I'd like to take a moment to address some criticisms of DMOZ. I saw no evidence of corruption*. Most of the forum posts are what I'd expect of a bunch of people trying to organize a list of websites*. I'll admit that I was not there long, & that corruption usually happens in secret. Still, I'd read threads about eeeeeeeeeeeeevil DMOZ editors, so I expected worse. A better explanation: DMOZ editors were no more corrupt than the average person, but humans like to classify things, & humans focus on the worst, especially when they feel they've been wronged, and humans love rumors. One bad editor, or a dozen (out of a group of thousands) could poison one or a dozen persons' opinions of the directory. Spread that on every SEO forum, & now we have people saying that DMOZ should've closed long ago, & that the editors belong in Hades. Rather disheartening.
It did take too long to get sites listed. I saw sites in my categories which were submitted in 2013, & were still unreviewed. This is not excusable. The sites should've been reviewed earlier. But, is this a failure on DMOZ, or on the public in general? For a volunteer-edited directory to work, you need volunteers! But I know many people volunteered & were rejected. What then? Perhaps if volunteers had interest in the directory outside of a free backlink more of them would've been approved. But that in itself is an improper judgment; I don't know everyone's intention; I only know what a few complainers say on SEO forums. Perhaps there's another explaination: the web offers many projects, many communities, and is always concerned with the newest thing. Why use Geocities when you have FreeWebs? Why use FreeWebs when there's Xanga? Why Xanga when there's Myspace? Or Myspace when there's Facebook? Instagram? Wikipedia replaced fansites & DMOZ, then, when Wikipedia's editors tried to make their site more like a "real" encyclopedia, the fans drifted away. To a thousand slow-as-molasses fan-wikis on Wika! Then again, I'm not sure if even this assessment is correct; IMDb's older than the web, & IMDb's still a popular user-edited site, with a toxic culture & a dozen hoops to jump through when joining to boot. I don't know why DMOZ couldn't attract enough editors to review all the suggested links in a timely fashion. I do know that reviewing the sites was a lot of work. DMOZ could've easily become a collection of dead links, or, thanks to Robozilla, empty categories. It didn't. DMOZ might've been a poor site promotion tool, but as an information-finding resource it was great. DMOZ's editors might not have been fast, but they did a good job.
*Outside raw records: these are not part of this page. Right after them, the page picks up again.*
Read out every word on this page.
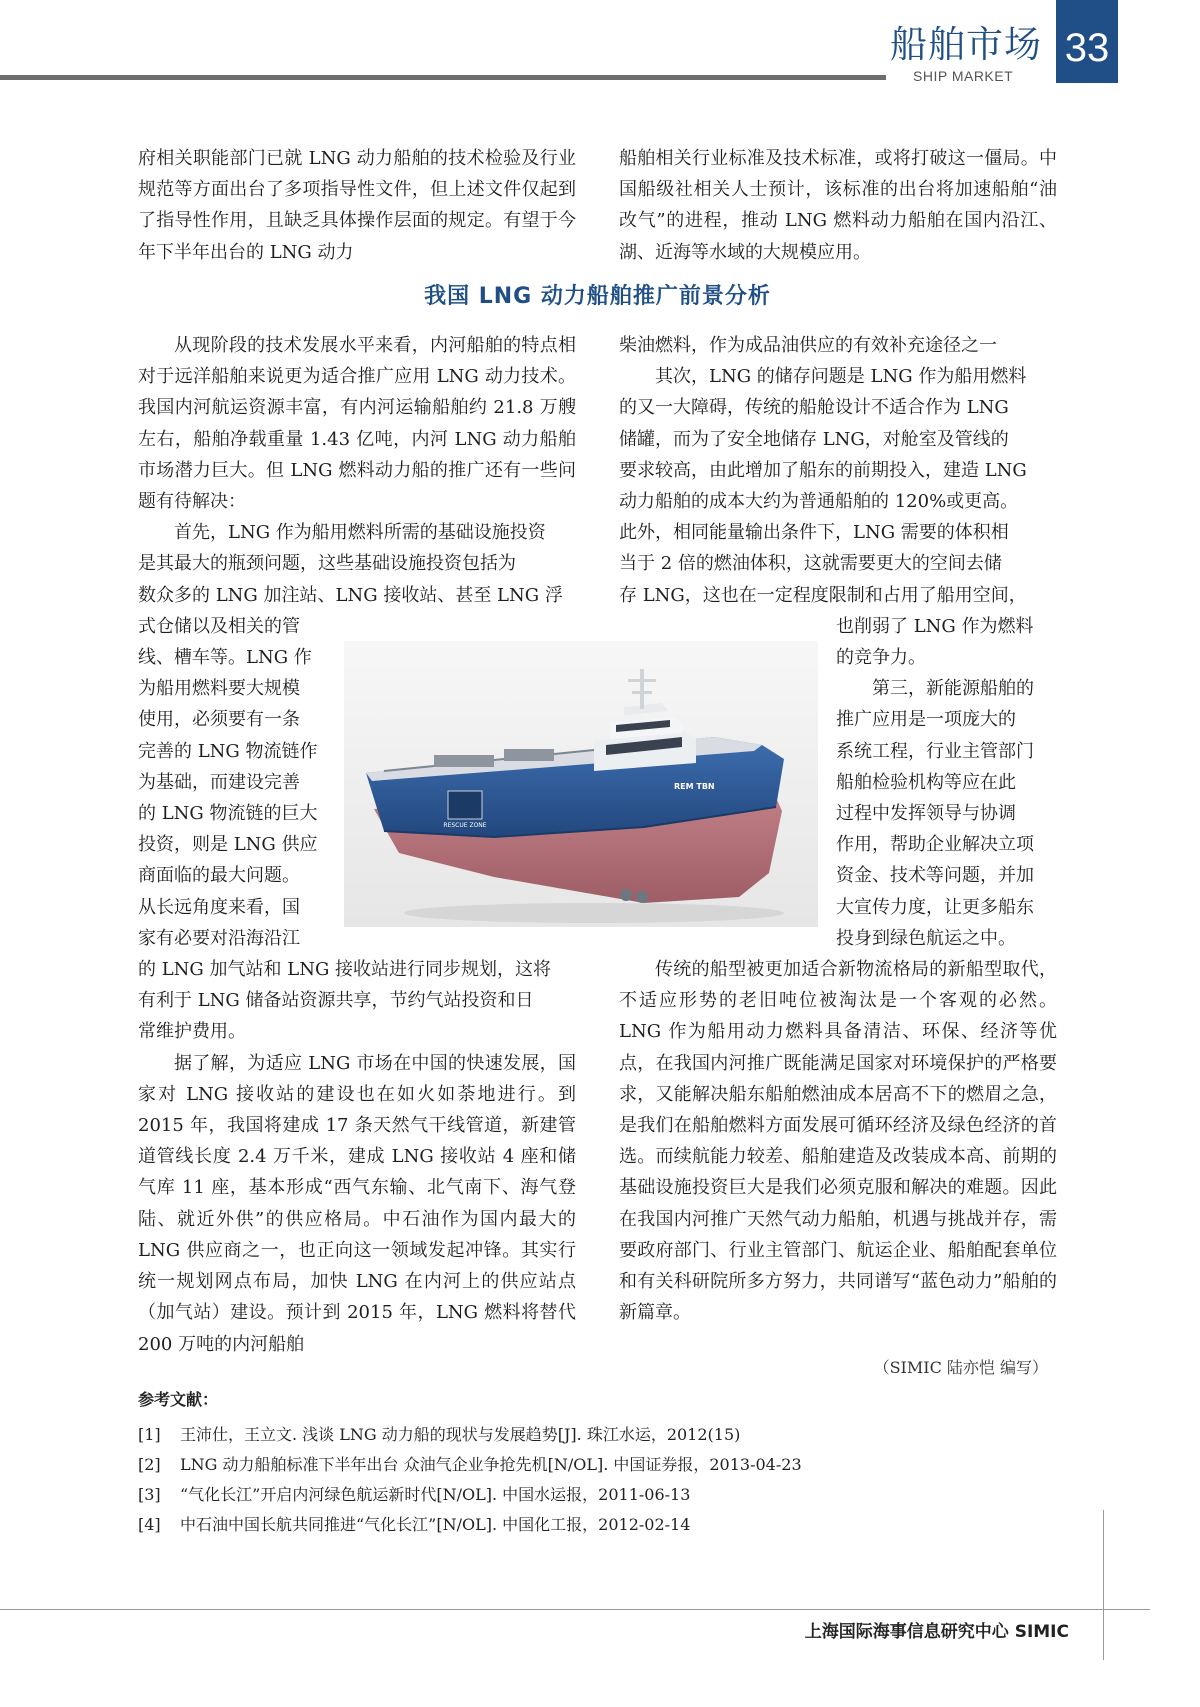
船舶市场
SHIP MARKET
33

府相关职能部门已就 LNG 动力船舶的技术检验及行业规范等方面出台了多项指导性文件，但上述文件仅起到了指导性作用，且缺乏具体操作层面的规定。有望于今年下半年出台的 LNG 动力

船舶相关行业标准及技术标准，或将打破这一僵局。中国船级社相关人士预计，该标准的出台将加速船舶“油改气”的进程，推动 LNG 燃料动力船舶在国内沿江、湖、近海等水域的大规模应用。

我国 LNG 动力船舶推广前景分析

从现阶段的技术发展水平来看，内河船舶的特点相对于远洋船舶来说更为适合推广应用 LNG 动力技术。我国内河航运资源丰富，有内河运输船舶约 21.8 万艘左右，船舶净载重量 1.43 亿吨，内河 LNG 动力船舶市场潜力巨大。但 LNG 燃料动力船的推广还有一些问题有待解决：

首先，LNG 作为船用燃料所需的基础设施投资
是其最大的瓶颈问题，这些基础设施投资包括为
数众多的 LNG 加注站、LNG 接收站、甚至 LNG 浮
式仓储以及相关的管
线、槽车等。LNG 作
为船用燃料要大规模
使用，必须要有一条
完善的 LNG 物流链作
为基础，而建设完善
的 LNG 物流链的巨大
投资，则是 LNG 供应
商面临的最大问题。
从长远角度来看，国
家有必要对沿海沿江
的 LNG 加气站和 LNG 接收站进行同步规划，这将
有利于 LNG 储备站资源共享，节约气站投资和日
常维护费用。

据了解，为适应 LNG 市场在中国的快速发展，国家对 LNG 接收站的建设也在如火如荼地进行。到 2015 年，我国将建成 17 条天然气干线管道，新建管道管线长度 2.4 万千米，建成 LNG 接收站 4 座和储气库 11 座，基本形成“西气东输、北气南下、海气登陆、就近外供”的供应格局。中石油作为国内最大的 LNG 供应商之一，也正向这一领域发起冲锋。其实行统一规划网点布局，加快 LNG 在内河上的供应站点（加气站）建设。预计到 2015 年，LNG 燃料将替代 200 万吨的内河船舶

柴油燃料，作为成品油供应的有效补充途径之一

其次，LNG 的储存问题是 LNG 作为船用燃料
的又一大障碍，传统的船舱设计不适合作为 LNG
储罐，而为了安全地储存 LNG，对舱室及管线的
要求较高，由此增加了船东的前期投入，建造 LNG
动力船舶的成本大约为普通船舶的 120%或更高。
此外，相同能量输出条件下，LNG 需要的体积相
当于 2 倍的燃油体积，这就需要更大的空间去储
存 LNG，这也在一定程度限制和占用了船用空间，
也削弱了 LNG 作为燃料
的竞争力。
第三，新能源船舶的
推广应用是一项庞大的
系统工程，行业主管部门
船舶检验机构等应在此
过程中发挥领导与协调
作用，帮助企业解决立项
资金、技术等问题，并加
大宣传力度，让更多船东
投身到绿色航运之中。

传统的船型被更加适合新物流格局的新船型取代，不适应形势的老旧吨位被淘汰是一个客观的必然。LNG 作为船用动力燃料具备清洁、环保、经济等优点，在我国内河推广既能满足国家对环境保护的严格要求，又能解决船东船舶燃油成本居高不下的燃眉之急，是我们在船舶燃料方面发展可循环经济及绿色经济的首选。而续航能力较差、船舶建造及改装成本高、前期的基础设施投资巨大是我们必须克服和解决的难题。因此在我国内河推广天然气动力船舶，机遇与挑战并存，需要政府部门、行业主管部门、航运企业、船舶配套单位和有关科研院所多方努力，共同谱写“蓝色动力”船舶的新篇章。

RESCUE ZONE
REM TBN
（SIMIC 陆亦恺 编写）
参考文献：
[1]	王沛仕，王立文. 浅谈 LNG 动力船的现状与发展趋势[J]. 珠江水运，2012(15)
[2]	LNG 动力船舶标准下半年出台 众油气企业争抢先机[N/OL]. 中国证券报，2013-04-23
[3]	“气化长江”开启内河绿色航运新时代[N/OL]. 中国水运报，2011-06-13
[4]	中石油中国长航共同推进“气化长江”[N/OL]. 中国化工报，2012-02-14
上海国际海事信息研究中心 SIMIC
Now DMOZ, a site I loved & spent a lot of time on, is gone, & few have noticed. Most who have noticed & who have voiced their opinion have seen it as a good thing, as the end of an obselete, corrupt model. That doesn't seen right. I don't know. Everything must end, but must it be with so little ceremony?
Goodbye DMOZ; I'll miss you.
UPDATE: 11-15-17 3:47pm CST For the past few months DMOZ's former editors have been working on re-launching the project as Curlie. As of a few minutes ago it's up and open to the public. Check it out!Return Home.
*This page uses some phrases I used when saying goodbye on DMOZ's forum. They're marked with an astrek. They may be modified slightly. If I understand the license correctly, those phrases belong to AOL, & I must link to DMOZ. Seems rather pointless now, but here you go: DMOZ Link. I dislike the rel:nofollow tag; if Google wants to use links to rate websites they should teach their computers to tell the good links from the bad. I made an exception here.